21/4/2001 - Da lista negra cuidadosamente elaborada a seguir, penso que não inventei nenhum dos itens. Faltam ainda é muitos e muitos itens a esta bela lista dos poluentes que inundam o meio ambiente e que, portanto, condicionam a vida e a saúde dos que desse ambiente precisam para comer, beber e respirar. Digamos, genericamente, o consumidor, mas alguns nem é preciso consumir, chegam até nós naturalmente.
É esta lista negra (quando completa) que deverá inaugurar qualquer tentativa de ecologia humana. Fiquei-me pela lista (incompleta) porque logo se percebe, por ela, que uma equipa de 100 pessoas não chegaria para isso tudo, ou seja, para começar a sistematizar a ecologia humana que é, afinal, uma toxicologia alargada. E que já me tinham chamado, vezes demais, inimigo da pátria e do progresso, e por listas bem mais pequenas. O xilofene, por exemplo, ou o cloreto de vinilo.

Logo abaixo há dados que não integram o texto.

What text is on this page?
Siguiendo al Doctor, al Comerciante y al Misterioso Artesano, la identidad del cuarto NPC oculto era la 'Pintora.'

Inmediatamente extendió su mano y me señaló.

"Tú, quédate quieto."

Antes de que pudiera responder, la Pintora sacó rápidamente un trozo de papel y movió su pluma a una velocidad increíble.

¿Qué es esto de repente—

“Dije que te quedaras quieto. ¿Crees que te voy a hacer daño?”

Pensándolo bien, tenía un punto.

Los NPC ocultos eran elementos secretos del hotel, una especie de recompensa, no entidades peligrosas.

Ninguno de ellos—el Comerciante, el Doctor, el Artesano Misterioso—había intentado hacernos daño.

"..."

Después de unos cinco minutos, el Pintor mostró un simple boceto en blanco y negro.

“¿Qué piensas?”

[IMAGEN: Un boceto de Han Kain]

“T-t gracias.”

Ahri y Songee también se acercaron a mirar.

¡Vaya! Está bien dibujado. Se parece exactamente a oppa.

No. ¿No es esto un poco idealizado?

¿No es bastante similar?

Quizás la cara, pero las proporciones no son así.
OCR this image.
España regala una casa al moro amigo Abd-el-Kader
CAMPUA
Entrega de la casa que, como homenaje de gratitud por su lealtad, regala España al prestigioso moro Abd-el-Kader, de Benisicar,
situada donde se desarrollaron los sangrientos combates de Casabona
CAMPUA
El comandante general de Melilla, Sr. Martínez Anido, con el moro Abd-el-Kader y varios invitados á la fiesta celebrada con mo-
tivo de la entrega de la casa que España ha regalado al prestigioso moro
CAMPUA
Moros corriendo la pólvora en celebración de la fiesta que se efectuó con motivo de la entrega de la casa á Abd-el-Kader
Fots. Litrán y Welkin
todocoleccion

Esporàdicamente, os jornais noticiam estes itens de ecologia humana a que chamam, quando chamam alguma coisa, saúde pública. Mas o que interessa aos jornais é sensação e provocar adrenalina no consumidor, não é defendê-lo. Aliás, nem o próprio consumidor está interessado nisso: está mais interessado em continuar a engolir desgraças e, melhor ainda do que as desgraças, as notícias de jornais e telejornais sobre as sobreditas desgraças.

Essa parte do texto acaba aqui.